4.7.Uit de overwegingen 4.1 tot en met 4.6 vloeit voort dat het hoger beroep van appellant slaagt en dat de aangevallen uitspraak vernietigd dient te worden. Nu vast is komen te staan dat in de FML de beperkingen van appellant niet juist zijn vastgesteld, komt het bestreden besluit voor vernietiging in aanmerking. Het Uwv dient opnieuw te beslissen op het bezwaar van appellant met inachtneming van wat in deze uitspraak is overwogen en met inachtneming van het rapport van Greveling-Fockens van 23 oktober 2015. Het Uwv zal ook een beslissing dienen te nemen over de proceskosten in bezwaar.

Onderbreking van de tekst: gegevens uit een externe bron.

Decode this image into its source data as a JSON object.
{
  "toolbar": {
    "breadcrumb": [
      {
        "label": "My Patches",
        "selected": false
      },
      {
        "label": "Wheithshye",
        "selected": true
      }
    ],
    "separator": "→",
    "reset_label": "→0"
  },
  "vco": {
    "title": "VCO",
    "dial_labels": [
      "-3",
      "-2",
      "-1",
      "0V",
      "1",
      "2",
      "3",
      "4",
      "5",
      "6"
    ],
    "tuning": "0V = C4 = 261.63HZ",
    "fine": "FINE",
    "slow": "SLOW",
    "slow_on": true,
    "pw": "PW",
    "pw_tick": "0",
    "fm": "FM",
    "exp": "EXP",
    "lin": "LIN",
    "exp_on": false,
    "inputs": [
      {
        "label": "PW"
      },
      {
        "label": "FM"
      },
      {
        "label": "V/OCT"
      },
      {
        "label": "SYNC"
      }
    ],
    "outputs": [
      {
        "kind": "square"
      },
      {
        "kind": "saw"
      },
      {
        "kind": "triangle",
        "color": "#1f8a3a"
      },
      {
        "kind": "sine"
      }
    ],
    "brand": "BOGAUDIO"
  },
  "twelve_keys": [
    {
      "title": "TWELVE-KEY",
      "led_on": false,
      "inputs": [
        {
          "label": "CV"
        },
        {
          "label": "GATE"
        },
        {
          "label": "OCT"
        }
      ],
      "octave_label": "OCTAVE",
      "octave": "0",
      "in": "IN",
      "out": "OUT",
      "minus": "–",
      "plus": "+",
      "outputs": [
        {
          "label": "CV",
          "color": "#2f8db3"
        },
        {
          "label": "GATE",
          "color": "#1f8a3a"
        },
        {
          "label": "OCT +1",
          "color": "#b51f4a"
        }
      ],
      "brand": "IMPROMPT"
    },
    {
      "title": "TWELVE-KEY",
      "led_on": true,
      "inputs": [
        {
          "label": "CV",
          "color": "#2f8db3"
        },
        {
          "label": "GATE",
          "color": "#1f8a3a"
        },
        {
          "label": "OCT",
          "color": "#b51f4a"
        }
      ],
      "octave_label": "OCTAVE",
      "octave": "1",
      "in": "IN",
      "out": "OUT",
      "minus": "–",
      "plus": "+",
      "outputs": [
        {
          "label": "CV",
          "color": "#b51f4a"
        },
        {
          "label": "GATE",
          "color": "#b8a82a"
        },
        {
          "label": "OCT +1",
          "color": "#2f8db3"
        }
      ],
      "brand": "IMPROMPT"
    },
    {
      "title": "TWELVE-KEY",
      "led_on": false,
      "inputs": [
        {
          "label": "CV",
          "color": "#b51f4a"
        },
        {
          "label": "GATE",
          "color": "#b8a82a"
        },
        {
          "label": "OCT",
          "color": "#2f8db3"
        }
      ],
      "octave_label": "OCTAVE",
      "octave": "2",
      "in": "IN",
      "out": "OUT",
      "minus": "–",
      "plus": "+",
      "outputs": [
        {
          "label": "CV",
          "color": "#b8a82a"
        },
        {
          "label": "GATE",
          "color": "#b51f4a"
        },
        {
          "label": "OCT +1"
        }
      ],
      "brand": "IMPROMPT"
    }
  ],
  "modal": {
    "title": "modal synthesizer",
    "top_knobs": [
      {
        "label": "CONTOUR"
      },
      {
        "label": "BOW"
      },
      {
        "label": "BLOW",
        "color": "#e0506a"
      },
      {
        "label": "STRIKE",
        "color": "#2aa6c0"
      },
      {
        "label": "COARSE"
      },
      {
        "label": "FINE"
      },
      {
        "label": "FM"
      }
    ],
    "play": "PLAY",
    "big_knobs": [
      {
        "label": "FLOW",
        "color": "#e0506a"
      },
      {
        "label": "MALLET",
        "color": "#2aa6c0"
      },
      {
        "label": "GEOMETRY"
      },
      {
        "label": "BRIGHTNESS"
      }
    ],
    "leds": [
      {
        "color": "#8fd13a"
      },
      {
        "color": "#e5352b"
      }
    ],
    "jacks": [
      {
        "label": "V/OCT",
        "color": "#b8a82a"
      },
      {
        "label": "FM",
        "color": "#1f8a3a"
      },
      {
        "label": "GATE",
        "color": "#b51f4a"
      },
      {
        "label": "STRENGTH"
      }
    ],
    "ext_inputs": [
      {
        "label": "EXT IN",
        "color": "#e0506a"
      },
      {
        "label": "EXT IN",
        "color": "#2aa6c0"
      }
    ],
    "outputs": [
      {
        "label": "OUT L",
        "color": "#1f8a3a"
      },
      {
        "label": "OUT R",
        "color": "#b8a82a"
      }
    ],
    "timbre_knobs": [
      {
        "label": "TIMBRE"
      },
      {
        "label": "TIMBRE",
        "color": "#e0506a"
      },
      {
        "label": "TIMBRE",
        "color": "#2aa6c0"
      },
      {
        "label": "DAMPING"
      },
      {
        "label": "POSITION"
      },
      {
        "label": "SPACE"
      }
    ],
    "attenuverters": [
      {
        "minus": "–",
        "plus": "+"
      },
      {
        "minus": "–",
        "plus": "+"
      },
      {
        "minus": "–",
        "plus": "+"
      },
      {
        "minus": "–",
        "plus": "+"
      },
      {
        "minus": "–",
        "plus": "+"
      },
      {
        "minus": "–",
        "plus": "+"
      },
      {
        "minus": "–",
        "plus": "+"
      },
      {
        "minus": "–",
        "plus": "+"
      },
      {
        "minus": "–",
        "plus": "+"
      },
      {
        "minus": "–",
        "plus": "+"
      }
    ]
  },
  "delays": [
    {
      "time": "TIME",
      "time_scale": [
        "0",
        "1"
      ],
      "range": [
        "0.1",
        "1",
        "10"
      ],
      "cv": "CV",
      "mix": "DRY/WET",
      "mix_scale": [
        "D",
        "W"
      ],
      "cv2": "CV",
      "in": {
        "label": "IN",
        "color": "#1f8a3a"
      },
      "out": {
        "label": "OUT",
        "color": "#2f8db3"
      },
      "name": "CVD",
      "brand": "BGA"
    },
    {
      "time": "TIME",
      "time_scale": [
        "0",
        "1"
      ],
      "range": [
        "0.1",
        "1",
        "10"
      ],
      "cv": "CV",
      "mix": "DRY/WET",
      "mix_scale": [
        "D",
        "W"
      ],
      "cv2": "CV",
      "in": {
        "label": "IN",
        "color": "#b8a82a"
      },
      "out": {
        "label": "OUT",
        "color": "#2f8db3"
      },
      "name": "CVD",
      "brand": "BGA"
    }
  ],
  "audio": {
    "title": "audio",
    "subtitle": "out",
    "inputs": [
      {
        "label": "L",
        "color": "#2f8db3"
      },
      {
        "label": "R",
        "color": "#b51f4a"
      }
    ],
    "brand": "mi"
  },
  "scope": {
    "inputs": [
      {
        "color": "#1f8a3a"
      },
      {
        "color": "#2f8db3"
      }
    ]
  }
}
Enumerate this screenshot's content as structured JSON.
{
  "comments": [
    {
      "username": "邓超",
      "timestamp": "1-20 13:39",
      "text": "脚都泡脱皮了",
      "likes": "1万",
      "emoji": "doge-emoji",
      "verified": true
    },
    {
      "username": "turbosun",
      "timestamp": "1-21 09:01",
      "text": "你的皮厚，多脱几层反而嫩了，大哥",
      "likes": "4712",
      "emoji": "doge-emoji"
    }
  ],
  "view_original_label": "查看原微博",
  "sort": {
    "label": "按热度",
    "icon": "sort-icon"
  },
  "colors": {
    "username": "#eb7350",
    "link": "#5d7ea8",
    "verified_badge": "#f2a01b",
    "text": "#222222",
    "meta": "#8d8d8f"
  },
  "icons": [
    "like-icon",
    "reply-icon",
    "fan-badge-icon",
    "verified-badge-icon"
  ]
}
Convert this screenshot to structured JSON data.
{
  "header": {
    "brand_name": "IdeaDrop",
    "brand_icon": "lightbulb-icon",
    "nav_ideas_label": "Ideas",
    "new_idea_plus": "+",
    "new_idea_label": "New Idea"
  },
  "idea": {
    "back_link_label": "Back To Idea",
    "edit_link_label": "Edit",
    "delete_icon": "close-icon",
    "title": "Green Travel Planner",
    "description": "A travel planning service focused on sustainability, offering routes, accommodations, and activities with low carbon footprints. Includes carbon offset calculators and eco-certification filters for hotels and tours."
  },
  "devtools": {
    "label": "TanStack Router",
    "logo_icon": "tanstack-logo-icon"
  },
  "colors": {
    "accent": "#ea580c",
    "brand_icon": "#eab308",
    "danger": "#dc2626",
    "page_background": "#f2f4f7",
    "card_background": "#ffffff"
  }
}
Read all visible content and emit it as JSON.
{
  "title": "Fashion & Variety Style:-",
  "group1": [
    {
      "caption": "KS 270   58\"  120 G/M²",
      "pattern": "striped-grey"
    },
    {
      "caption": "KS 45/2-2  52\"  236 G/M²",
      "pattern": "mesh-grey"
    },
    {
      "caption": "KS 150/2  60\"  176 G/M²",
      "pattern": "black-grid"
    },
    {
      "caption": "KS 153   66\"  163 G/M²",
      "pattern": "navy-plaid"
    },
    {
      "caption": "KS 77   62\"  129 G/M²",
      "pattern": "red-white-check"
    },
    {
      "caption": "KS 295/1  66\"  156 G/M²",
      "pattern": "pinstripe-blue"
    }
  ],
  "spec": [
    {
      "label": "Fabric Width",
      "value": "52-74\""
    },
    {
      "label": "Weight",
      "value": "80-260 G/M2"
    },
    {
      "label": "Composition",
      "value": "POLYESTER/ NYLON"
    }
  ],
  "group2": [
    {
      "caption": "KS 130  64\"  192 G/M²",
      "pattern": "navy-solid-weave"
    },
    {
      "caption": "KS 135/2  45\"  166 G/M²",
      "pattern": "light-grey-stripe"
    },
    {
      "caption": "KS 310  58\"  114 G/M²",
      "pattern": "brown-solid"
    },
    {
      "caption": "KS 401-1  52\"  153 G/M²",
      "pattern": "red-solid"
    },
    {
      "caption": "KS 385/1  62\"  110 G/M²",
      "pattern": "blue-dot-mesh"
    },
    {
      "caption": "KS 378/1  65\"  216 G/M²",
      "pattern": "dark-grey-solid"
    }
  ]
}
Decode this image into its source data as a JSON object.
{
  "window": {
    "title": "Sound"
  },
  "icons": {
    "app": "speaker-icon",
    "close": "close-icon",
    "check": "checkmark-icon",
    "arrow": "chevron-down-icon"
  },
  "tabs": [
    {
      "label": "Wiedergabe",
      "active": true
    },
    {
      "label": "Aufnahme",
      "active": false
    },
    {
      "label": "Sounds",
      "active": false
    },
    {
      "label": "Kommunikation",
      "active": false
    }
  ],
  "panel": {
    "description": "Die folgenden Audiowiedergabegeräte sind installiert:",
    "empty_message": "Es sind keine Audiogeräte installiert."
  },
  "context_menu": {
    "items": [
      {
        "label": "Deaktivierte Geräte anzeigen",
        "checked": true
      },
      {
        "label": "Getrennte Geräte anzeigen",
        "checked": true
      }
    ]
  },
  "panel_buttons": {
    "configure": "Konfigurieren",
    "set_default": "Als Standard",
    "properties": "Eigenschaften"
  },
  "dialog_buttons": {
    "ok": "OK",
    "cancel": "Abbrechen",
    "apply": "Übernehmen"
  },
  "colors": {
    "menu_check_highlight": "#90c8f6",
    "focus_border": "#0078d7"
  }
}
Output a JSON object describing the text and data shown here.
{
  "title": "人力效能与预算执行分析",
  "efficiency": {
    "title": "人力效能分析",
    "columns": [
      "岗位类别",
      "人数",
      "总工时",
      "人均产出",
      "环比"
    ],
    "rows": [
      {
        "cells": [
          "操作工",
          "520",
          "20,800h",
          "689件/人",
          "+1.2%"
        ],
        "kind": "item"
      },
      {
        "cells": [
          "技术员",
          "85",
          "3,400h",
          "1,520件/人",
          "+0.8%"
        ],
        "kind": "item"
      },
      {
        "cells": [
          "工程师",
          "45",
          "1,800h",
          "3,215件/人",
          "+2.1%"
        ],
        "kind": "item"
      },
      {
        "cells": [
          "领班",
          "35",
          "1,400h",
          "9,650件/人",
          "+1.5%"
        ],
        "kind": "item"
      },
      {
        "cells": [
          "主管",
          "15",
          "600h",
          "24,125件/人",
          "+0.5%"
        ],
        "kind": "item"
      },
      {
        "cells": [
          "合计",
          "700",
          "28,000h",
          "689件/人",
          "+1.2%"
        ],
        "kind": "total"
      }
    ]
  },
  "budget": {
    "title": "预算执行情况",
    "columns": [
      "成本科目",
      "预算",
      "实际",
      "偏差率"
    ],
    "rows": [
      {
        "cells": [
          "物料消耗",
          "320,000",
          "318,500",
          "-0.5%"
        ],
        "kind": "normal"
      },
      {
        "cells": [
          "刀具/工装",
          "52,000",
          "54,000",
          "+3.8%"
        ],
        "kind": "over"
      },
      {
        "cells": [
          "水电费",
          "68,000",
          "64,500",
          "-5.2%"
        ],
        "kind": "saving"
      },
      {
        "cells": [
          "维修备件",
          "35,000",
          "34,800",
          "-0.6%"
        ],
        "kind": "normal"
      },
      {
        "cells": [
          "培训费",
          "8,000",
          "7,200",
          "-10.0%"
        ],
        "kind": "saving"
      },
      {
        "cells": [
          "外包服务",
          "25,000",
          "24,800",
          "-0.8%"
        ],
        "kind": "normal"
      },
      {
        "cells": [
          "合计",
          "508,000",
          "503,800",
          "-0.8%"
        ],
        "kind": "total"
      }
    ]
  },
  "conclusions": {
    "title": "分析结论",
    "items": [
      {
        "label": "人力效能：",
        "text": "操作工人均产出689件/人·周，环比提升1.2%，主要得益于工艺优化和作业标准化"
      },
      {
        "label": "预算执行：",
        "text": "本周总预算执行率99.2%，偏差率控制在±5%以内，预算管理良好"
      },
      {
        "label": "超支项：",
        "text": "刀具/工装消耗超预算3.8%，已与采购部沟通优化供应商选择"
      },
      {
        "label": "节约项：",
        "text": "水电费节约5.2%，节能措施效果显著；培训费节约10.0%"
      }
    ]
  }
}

4.8.De Raad zal met oog op een voortvarende afdoening van het geschil op grond van
artikel 8:113, tweede lid, van de Algemene wet bestuursrecht bepalen dat tegen de nieuwe beslissing op bezwaar alleen beroep kan worden ingesteld bij de Raad.
5. Er is aanleiding het Uwv te veroordelen in de kosten van appellant. Deze kosten worden begroot op € 992,- voor verleende rechtsbijstand in beroep, € 992,- voor verleende rechtsbijstand in hoger beroep, in totaal € 1.984,-. Met betrekking tot de vordering van de kosten van de door appellant ingeschakelde deskundigen, wordt op grond van het Besluit proceskosten bestuursrecht de vergoeding van een verslag van een deskundige vastgesteld met overeenkomstige toepassing van het bepaalde bij en krachtens de Wet tarieven in strafzaken. Hieruit volgt dat een forfaitaire vergoeding geldt op basis van het aantal bestede uren, waarbij het uurtarief is vastgesteld op € 116,09 , vermeerderd met 21% BTW. Dit betekent dat voor vergoeding in aanmerking komt voor verslaglegging in beroep door een arbeidsdeskundige, op 40 x € 116,09 vermeerderd met 21% BTW (in totaal € 5.618,76) op 16,75 € 116,09 vermeerderd met 21% BTW (in totaal € 2.352,74) voor verslaglegging in hoger beroep door een medische deskundig, voor een in hoger beroep verrichte verzekeringsgeneeskundig scan onderzoek van € 50,- vermeerderd met 21% BTW (in totaal € 60,50) en op € 72,80 aan reiskosten (op basis van kosten openbaar vervoer). Voor vergoeding van overige kosten ziet de Raad geen aanleiding nu de facturering van deze kosten niet uiterlijk voor het einde van de behandeling van het beroep ter zitting van 10 juni 2016 is overgelegd.
BESLISSING
De Centrale Raad van Beroep
vernietigt de aangevallen uitspraak;
verklaart het beroep gegrond;
vernietigt het besluit van 11 maart 2013;
draagt het Uwv op opnieuw te beslissen op het bezwaar van appellant met inachtneming van hetgeen in deze uitspraak is overwogen;
bepaalt dat tegen de door het Uwv te nemen nieuwe beslissing op bezwaar alleen beroep kan worden ingesteld bij de Raad;
veroordeelt het Uwv in de proceskosten van appellant ten bedrage van € 10.088,80;
bepaalt dat het Uwv aan appellant het in beroep en in hoger beroep betaalde griffierecht van in totaal € 166,- vergoedt.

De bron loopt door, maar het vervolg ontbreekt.